The information chosen for the aid must be facts that are important to the client, that he or she wants to talk about, and that he or she often gets confused. The memory aid should also contain facts that are important to the caregiver, such as activities of daily living and common topics of conversation. Several forms for gathering pertinent information from family or staff informants are included in Appendix C1 and C2.

Some examples of useful information to include in memory aids:

Biography:
I was born on May 10, 1905 in Liverpool, Maryland.
My parents were Howard and Sylvia Smith.
I graduated from Liverpool High School in 1922.

Family: My husband is Fredrick Johnson.
Fred and I had four children.
Elena is our oldest daughter.

Daily Life: I wake up around 7:00 a.m. daily.
I get dressed before breakfast.
I go shopping with Fred on Tuesdays.

Nursing home or assisted living residents may not have family available to provide information and pictures, but memory aids can include information about other topics important to the resident, such as:

People I live with: My roommate's name is Helen Cargill.
I sit next to Jane Smedley at lunch.
I go to Bingo with Sam Samuels.

People who work here: My favorite day nurse is Jan Friendly.
The hairdresser, Arlene, curls my hair.
Rev. Jones gives a good sermon on Sundays.

Daily schedule: After breakfast I go to the activities room.
On Monday evenings we usually see a movie.
Terry comes on Wednesdays with the puppy.

Writing the Sentences

Persons with dementia usually demonstrate relatively preserved reading skills, although not necessarily at the same level as prior to their illness. To maximize reading success, do the following:

  • Keep the sentences short. In the early stages of memory loss, reading a 12- to 15-word sentence may not be a problem. But in the later stages, the beginning of the sentence may be forgotten by the time the end is read. Try to limit the length to 8-10 words; even shorter is better, especially for residents who may best respond to short phrases or a couple of words, such as "my husband Jim" or "my wedding day."
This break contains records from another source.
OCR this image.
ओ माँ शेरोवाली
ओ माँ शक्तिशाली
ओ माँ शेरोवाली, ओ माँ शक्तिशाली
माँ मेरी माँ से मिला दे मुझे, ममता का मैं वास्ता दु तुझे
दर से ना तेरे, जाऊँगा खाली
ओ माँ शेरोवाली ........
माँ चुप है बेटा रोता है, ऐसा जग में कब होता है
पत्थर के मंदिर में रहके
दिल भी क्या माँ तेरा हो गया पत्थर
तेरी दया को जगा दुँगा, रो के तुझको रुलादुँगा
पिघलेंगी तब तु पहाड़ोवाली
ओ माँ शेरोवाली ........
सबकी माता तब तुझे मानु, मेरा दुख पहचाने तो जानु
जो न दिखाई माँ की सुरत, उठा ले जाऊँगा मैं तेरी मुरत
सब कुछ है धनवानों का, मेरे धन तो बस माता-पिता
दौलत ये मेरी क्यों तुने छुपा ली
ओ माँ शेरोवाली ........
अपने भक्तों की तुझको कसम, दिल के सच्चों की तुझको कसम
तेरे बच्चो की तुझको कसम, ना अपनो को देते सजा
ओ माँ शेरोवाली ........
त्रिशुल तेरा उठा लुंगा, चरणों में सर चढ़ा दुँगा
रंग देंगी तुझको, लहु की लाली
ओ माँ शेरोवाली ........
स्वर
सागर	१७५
  • Keep the sentence structure simple. Simple declarative sentence structure (i.e., sentences using the verb to be or to have) seems to facilitate reading: "This is my daughter Mary"; "I have three sons, Mike, John, and Frank." Avoid using relative or dependent clauses: "I go to church on Sunday" is easier than "When it's Sunday, I go to church."

  • Use the person's vocabulary. Compose sentences that reflect the way the person would say them. If possible, include the client in the process of making the memory aid so that his or her own words and descriptions of the pictures can be elicited. Specific words or favorite phrases can prompt familiar memories and additional elaboration. In contrast, unfamiliar vocabulary or sentence structure can cause reading challenges; if the person is struggling to read the sentence, it will not serve the purpose of triggering related memories to discuss. The time spent planning and previewing sentences and pictures can prevent the need to make changes in a finished memory aid. It is recommended that you type out the list of memory aid sentences and ask the person to read them aloud before printing the pages to be illustrated. Any necessary changes in wording and size of font can be made before the final assembly of the memory aid.